Tak berselang lama kedua orang tua Nayla berpamitan. Arga dan Nayla pun mengantar mereka ke pintu depan.
---
“Aku pikir itu sudah selesai,” ujar Arga sambil menahan tawa.
“Seperti pesan di amplop tadi,” Nayla menimpali, matanya melirik ke arah amplop yang kini tergeletak di meja. “Apa menurutmu ada sesuatu yang serius di balik pesan itu?”
Arga mengangkat bahu, meskipun jelas dia tidak benar-benar santai. “Aku sudah terbiasa dengan Clara. Tapi, siapa pun yang menulis ini, dia pasti punya rencana.”

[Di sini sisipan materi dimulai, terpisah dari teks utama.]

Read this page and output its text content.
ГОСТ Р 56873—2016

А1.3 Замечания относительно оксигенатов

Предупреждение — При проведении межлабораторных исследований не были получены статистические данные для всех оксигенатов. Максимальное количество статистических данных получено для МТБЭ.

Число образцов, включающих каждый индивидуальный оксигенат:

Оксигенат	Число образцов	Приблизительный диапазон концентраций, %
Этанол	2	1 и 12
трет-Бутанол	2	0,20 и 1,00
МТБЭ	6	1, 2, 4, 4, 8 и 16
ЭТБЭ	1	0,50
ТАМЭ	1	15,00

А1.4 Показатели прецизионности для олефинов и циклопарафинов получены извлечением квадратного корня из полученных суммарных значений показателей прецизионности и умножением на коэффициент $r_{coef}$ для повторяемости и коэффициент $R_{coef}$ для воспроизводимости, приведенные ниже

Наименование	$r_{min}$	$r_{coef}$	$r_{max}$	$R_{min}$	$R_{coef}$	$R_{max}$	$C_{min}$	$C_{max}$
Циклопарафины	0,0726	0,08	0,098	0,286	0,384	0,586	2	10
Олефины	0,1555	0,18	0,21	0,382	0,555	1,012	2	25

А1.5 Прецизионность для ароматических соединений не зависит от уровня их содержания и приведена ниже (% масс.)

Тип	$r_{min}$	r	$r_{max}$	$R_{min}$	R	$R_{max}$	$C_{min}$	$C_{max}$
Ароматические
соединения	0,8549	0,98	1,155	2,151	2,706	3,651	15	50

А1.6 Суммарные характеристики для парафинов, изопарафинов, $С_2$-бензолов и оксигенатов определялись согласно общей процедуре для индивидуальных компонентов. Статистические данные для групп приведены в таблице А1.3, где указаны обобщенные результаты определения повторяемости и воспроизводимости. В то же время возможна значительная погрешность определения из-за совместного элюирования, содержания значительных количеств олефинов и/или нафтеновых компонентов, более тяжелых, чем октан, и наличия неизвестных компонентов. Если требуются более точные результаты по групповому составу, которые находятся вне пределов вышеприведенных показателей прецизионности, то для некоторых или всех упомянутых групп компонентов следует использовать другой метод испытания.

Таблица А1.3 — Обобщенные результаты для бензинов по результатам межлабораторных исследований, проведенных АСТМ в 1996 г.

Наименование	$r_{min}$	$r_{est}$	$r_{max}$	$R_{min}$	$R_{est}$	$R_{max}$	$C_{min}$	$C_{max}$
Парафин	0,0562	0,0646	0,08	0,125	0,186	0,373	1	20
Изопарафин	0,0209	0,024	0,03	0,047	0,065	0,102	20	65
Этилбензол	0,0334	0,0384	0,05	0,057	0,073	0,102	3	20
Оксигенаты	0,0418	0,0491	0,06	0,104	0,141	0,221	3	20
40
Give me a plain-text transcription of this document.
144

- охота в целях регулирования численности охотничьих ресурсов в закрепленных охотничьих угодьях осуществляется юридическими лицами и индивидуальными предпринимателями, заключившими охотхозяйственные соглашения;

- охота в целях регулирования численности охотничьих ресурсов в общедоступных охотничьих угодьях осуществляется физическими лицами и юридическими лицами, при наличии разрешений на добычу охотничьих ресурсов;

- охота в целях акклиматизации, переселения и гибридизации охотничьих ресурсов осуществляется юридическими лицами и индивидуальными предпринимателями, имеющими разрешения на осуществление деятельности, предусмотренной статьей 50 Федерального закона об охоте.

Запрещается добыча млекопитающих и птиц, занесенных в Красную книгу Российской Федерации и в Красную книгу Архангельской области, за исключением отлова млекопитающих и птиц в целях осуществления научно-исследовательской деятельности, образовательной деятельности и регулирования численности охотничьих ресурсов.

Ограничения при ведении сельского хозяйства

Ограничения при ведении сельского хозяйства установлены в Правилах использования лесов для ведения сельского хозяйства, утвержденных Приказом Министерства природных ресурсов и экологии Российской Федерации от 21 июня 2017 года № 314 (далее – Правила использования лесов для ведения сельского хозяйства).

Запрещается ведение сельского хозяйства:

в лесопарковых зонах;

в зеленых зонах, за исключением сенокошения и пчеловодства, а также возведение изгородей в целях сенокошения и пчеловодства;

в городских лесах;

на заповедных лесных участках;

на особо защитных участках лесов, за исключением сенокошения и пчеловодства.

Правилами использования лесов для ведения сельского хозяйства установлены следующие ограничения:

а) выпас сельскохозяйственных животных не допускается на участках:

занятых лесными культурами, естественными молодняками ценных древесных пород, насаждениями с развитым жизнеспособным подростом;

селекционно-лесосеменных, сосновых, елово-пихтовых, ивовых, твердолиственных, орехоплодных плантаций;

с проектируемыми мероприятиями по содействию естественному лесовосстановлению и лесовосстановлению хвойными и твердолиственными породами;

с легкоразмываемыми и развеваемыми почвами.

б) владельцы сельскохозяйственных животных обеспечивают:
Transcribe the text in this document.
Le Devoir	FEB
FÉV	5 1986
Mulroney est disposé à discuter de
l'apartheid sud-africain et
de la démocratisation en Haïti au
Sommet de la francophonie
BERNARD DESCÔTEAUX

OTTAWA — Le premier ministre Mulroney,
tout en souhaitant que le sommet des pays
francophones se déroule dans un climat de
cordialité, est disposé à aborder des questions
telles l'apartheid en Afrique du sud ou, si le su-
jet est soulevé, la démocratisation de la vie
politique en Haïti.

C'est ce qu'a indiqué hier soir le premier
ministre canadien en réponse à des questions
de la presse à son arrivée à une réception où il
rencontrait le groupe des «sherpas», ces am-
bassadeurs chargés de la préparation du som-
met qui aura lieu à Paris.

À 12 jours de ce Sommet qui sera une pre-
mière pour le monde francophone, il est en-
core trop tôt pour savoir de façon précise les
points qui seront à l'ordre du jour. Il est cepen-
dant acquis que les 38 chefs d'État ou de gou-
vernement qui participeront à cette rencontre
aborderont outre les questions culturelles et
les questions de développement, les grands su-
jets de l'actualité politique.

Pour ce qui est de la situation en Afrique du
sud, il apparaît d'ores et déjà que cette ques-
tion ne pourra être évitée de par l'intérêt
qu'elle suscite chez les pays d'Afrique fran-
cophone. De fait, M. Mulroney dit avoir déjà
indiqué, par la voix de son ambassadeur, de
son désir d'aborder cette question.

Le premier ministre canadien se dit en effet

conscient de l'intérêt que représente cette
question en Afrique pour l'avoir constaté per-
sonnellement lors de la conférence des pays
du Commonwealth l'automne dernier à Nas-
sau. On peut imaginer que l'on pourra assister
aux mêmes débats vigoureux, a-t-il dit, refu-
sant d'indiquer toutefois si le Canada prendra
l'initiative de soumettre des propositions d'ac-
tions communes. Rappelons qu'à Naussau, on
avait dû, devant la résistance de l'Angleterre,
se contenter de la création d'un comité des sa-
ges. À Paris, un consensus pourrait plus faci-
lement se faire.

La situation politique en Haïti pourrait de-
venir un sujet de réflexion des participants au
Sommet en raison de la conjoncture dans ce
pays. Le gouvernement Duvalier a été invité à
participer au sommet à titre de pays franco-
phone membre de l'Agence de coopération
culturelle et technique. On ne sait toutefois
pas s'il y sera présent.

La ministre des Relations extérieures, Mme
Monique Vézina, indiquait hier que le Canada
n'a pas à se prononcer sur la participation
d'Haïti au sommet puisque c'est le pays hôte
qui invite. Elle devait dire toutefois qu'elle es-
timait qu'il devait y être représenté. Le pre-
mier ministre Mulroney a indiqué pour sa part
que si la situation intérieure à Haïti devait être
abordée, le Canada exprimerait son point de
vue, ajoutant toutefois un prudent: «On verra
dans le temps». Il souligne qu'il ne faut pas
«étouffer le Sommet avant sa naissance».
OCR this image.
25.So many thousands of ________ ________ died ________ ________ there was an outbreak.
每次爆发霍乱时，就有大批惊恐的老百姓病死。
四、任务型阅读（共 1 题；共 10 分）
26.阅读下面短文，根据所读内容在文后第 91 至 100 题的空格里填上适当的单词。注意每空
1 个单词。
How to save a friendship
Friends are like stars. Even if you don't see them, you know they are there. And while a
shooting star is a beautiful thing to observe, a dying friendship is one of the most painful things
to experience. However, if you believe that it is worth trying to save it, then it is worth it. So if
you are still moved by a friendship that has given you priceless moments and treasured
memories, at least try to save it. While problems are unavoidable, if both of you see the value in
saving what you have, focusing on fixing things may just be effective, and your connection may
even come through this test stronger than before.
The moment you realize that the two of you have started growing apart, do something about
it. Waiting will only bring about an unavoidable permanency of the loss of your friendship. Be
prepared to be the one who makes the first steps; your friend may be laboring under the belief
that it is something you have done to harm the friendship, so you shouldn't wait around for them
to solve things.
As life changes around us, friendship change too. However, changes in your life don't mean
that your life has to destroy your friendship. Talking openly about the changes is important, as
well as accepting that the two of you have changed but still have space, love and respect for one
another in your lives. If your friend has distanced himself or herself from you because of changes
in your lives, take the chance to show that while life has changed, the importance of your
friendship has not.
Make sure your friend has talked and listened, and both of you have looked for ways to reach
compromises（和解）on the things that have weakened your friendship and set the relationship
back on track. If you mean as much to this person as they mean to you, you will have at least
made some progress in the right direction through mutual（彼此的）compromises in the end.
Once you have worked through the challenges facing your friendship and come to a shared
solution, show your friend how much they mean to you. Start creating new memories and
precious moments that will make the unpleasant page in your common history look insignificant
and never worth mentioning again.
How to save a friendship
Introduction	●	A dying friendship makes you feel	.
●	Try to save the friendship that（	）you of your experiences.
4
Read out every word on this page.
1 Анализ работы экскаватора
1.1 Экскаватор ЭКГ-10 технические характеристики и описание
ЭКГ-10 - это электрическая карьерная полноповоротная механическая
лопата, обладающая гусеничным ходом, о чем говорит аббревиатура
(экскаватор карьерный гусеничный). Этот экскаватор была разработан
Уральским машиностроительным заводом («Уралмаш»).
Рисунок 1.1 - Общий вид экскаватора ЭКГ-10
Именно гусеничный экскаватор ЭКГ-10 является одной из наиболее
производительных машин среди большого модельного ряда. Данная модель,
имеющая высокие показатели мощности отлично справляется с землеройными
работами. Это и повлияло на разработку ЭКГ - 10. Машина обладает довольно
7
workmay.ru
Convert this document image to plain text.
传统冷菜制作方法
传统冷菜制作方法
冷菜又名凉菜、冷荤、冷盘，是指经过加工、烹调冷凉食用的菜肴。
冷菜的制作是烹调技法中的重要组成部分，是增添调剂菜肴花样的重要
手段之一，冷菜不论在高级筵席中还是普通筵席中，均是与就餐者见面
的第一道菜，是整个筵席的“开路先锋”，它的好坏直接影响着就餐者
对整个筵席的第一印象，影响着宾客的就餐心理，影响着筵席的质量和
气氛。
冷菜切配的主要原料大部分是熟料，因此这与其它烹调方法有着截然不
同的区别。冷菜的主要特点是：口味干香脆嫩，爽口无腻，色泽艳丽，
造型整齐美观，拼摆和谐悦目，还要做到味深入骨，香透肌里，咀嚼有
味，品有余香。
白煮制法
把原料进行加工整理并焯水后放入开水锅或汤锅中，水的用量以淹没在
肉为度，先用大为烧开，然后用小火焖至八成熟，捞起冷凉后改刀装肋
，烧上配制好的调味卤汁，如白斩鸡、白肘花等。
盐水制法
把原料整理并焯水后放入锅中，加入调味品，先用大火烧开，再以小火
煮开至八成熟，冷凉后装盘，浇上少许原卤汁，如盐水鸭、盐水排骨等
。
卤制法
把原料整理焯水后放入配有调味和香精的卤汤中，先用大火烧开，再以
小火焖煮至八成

“Kalau rencananya cuma bikin kita stres, mereka berhasil,” jawab Nayla sambil menyandarkan kepala ke sofa.
Tapi sebelum suasana terlalu santai, ponsel Arga berbunyi. Dia melirik layar, dan ekspresinya langsung berubah serius.
“Ada apa?” tanya Nayla.
Arga menunjukkan pesan di layar. Hanya ada satu kalimat, “Waktumu habis, Arga. Lihat berita malam ini.”